The competition for financial institutions' and billing organizations' loyalty between MSFDC and the Integrion-Checkfree pairing can be seen as a proxy for the intense rivalry between Microsoft and International Business Machines Corp., the driving force behind Integrion.
"Clearly there are only two camps now, Microsoft and IBM," said Brian Maimone, electronic commerce analyst at Furman Selz LLP in New York.
But to add a note of confusion to the subplot, Checkfree and Microsoft have been friendly on the issue of technical standards. Along with Intuit Inc. they are backers of OFX, or Open Financial Exchange, which has not heretofore been compatible with Integrion's standard, called Gold.
Peter J. Kight, chairman and chief executive officer of Norcross, Ga.- based Checkfree Corp., said the tandem expects to rely on Gold but see it "converge" it with OFX-a move that has been strongly encouraged by the Banking Industry Technology Secretariat, a unit of the Washington-based Bankers Roundtable that itself has been considering "bank-centric" approaches to a bill presentment and payment infrastructure.

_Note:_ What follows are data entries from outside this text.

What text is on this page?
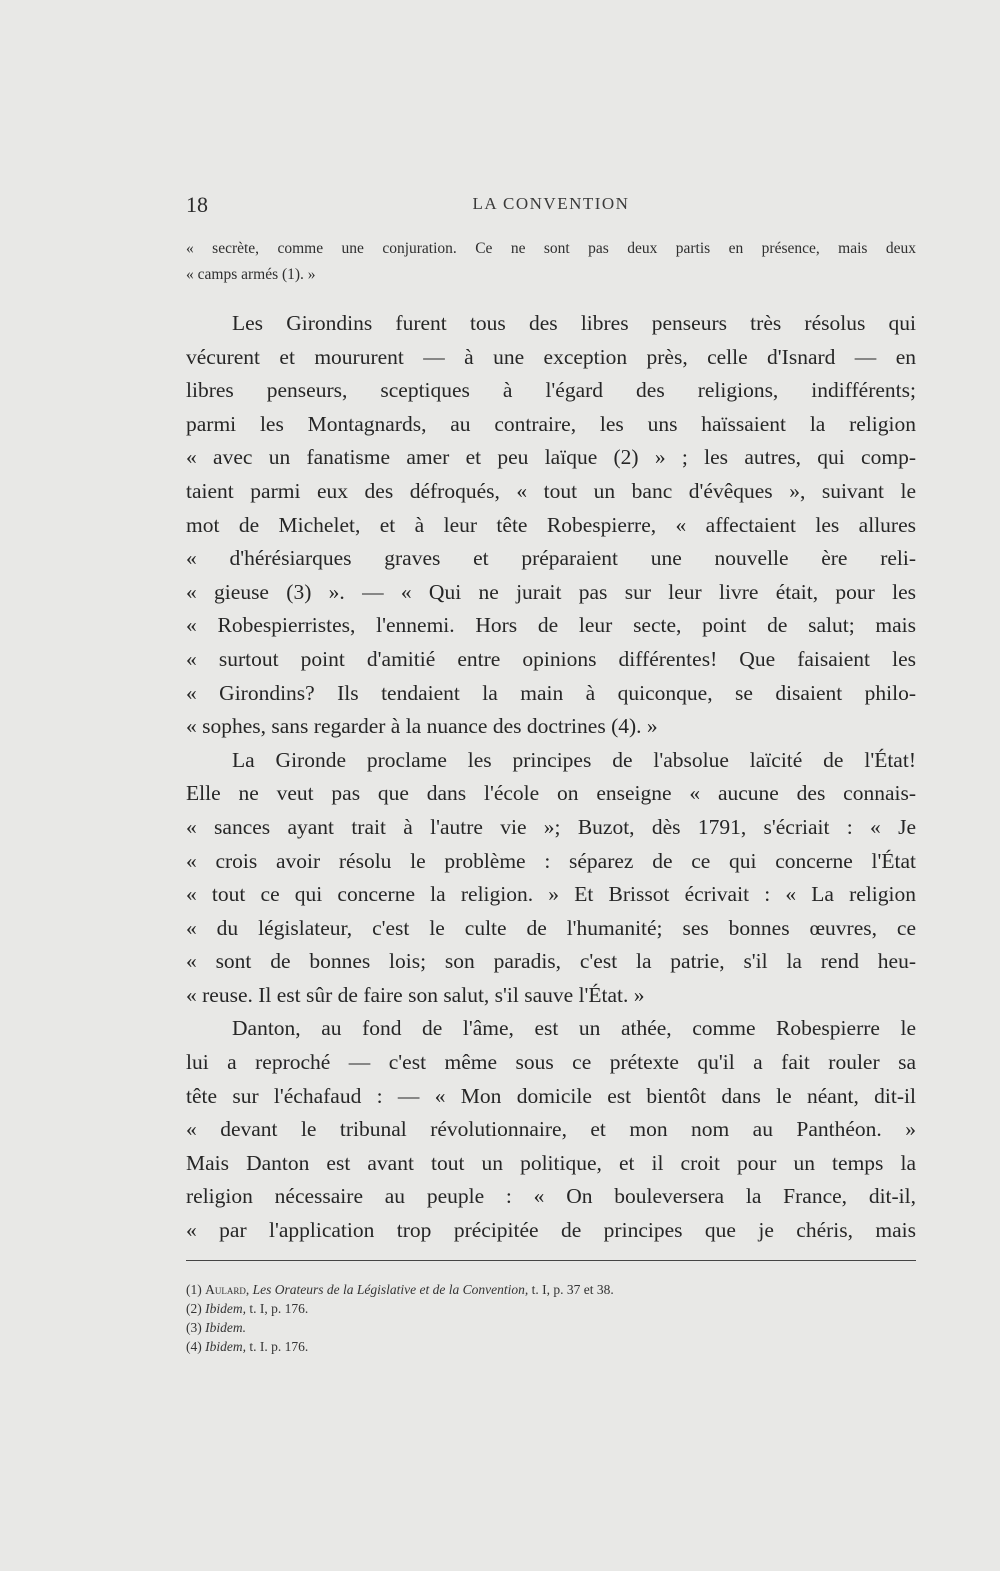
18	LA CONVENTION
« secrète, comme une conjuration. Ce ne sont pas deux partis en présence, mais deux
« camps armés (1). »
Les Girondins furent tous des libres penseurs très résolus qui
vécurent et moururent — à une exception près, celle d'Isnard — en
libres penseurs, sceptiques à l'égard des religions, indifférents;
parmi les Montagnards, au contraire, les uns haïssaient la religion
« avec un fanatisme amer et peu laïque (2) » ; les autres, qui comp-
taient parmi eux des défroqués, « tout un banc d'évêques », suivant le
mot de Michelet, et à leur tête Robespierre, « affectaient les allures
« d'hérésiarques graves et préparaient une nouvelle ère reli-
« gieuse (3) ». — « Qui ne jurait pas sur leur livre était, pour les
« Robespierristes, l'ennemi. Hors de leur secte, point de salut; mais
« surtout point d'amitié entre opinions différentes! Que faisaient les
« Girondins? Ils tendaient la main à quiconque, se disaient philo-
« sophes, sans regarder à la nuance des doctrines (4). »
La Gironde proclame les principes de l'absolue laïcité de l'État!
Elle ne veut pas que dans l'école on enseigne « aucune des connais-
« sances ayant trait à l'autre vie »; Buzot, dès 1791, s'écriait : « Je
« crois avoir résolu le problème : séparez de ce qui concerne l'État
« tout ce qui concerne la religion. » Et Brissot écrivait : « La religion
« du législateur, c'est le culte de l'humanité; ses bonnes œuvres, ce
« sont de bonnes lois; son paradis, c'est la patrie, s'il la rend heu-
« reuse. Il est sûr de faire son salut, s'il sauve l'État. »
Danton, au fond de l'âme, est un athée, comme Robespierre le
lui a reproché — c'est même sous ce prétexte qu'il a fait rouler sa
tête sur l'échafaud : — « Mon domicile est bientôt dans le néant, dit-il
« devant le tribunal révolutionnaire, et mon nom au Panthéon. »
Mais Danton est avant tout un politique, et il croit pour un temps la
religion nécessaire au peuple : « On bouleversera la France, dit-il,
« par l'application trop précipitée de principes que je chéris, mais
(1) Aulard, Les Orateurs de la Législative et de la Convention, t. I, p. 37 et 38.
(2) Ibidem, t. I, p. 176.
(3) Ibidem.
(4) Ibidem, t. I. p. 176.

BITS chief executive officer Catherine Allen said Wednesday's announcement shows bankers are waking up to the fact that such a service "is something billers and consumers want."
"The only thing slowing the emergence of electronic banking, billing, payments, and financial electronic commerce is who is really going to lead it, who do we follow, and how rapidly do we move," said Mr. Kight. "Billers are lining up at a rapid pace for bill presentment, but are just not sure where they should lay their bets yet."

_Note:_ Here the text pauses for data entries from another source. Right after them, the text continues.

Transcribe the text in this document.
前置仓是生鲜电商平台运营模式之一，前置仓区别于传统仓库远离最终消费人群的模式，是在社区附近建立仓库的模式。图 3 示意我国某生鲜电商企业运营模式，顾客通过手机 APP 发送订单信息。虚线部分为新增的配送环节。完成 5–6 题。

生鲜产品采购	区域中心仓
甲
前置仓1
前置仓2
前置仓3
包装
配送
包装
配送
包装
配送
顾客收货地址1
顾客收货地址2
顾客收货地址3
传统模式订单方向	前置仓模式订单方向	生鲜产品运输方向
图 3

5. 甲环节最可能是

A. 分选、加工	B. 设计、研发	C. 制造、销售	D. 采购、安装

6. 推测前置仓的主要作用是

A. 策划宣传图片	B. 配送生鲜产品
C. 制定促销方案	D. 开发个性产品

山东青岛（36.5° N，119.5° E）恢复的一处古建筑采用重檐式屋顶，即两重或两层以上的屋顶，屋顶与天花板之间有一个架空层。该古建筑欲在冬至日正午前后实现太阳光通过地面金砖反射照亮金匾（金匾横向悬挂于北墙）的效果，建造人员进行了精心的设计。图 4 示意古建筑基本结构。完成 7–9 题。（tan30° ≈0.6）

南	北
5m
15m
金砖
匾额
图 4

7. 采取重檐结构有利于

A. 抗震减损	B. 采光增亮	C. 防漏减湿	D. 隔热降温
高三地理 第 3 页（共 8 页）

William M. Fenimore Jr., managing director of Integrion in Philadelphia, said it and Checkfree offer "a bank-centric approach for the presentment and payment of bills. We expect to achieve economies of scale that will be difficult to duplicate."

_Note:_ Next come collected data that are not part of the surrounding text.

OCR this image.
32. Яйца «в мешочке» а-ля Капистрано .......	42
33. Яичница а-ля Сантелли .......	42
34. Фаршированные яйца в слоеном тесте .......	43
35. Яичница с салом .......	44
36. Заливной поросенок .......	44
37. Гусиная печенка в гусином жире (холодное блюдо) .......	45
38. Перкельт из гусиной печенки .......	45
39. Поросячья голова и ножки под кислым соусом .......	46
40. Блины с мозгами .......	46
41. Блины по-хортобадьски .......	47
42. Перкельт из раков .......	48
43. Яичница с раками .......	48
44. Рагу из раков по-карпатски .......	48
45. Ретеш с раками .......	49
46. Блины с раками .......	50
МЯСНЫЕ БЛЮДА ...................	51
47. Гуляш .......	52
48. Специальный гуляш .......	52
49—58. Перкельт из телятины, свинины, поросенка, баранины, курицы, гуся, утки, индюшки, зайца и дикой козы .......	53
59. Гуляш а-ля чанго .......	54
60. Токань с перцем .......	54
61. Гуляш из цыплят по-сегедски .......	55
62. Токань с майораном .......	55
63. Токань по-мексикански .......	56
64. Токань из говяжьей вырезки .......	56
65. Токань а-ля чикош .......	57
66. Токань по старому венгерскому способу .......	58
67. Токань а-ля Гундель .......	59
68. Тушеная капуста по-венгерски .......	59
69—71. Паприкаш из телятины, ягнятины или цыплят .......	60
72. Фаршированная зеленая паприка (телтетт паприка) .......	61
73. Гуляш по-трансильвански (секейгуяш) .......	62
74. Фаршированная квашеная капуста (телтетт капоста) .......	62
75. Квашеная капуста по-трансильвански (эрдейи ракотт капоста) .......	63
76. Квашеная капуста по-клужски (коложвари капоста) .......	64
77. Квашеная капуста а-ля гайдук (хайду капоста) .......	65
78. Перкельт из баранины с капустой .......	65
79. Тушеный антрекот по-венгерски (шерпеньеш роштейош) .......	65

It may also be difficult to duplicate the tightness of their alliance, given the complexity and potential dollar size of their financial transaction.
Integrion, consisting of IBM, Visa, and 18 major North American banks, is acquiring 10-year warrants to purchase 10 million shares of Checkfree. At Wednesday's share price, the warrants would be worth about $100 million.
Integrion would get the right to purchase three million shares of Checkfree at $20.9375 within 60 days of the contract. If certain performance targets were met, Integrion could buy the remaining seven million shares at the same price at various points over 10 years.
Checkfree has about 56.5 million shares outstanding, putting its total valuation at $1.6 billion based on a $29.125 closing price Wednesday, which was up about $3.22.
No other financial details were disclosed. The closing of the deal is expected in the first quarter next year, and joint services would be available in the first half, executives said.
Checkfree officials said they see 12% to 15% of U.S. households using on-line banking and electronic billing before full vesting of the warrants. A spokesman said that level could be reached by 2001.
Mr. Maimone, the Furman Selz analyst, said he viewed the Checkfree- Integrion deal as a monumental response to Microsoft's efforts.
"Banks want to differentiate themselves further from their competition, who they see as Microsoft and First Data," he said.
He said the issuing of warrants will give all parties an economic incentive to build volume on the Integrion system.
"From the biller's perspective, this is a very good thing because corporate billers are interested in anything that converts paper payments into electronics," said Nick Alex, senior vice president of NationsBank Corp., a leading Integrion member.
Lewis Levin, vice president of Microsoft Corp.'s desktop finance division, put the announcement in the context of previous Integrion statements that it would develop its own bill payment engine. Turning to Checkfree may indicate "that some of the banks have run out of patience."
He said Microsoft hopes Integrion and its banks will also consider MSFDC as an alternative. "Integrion sees itself as guiding the evolution of standards and services for the benefit of the banking industry. And that means not necessarily building a platform itself, or through one partner but making lots of opportunities available."
Two Integrion banks, Bank of America and Citibank, are on the MSFDC advisory board.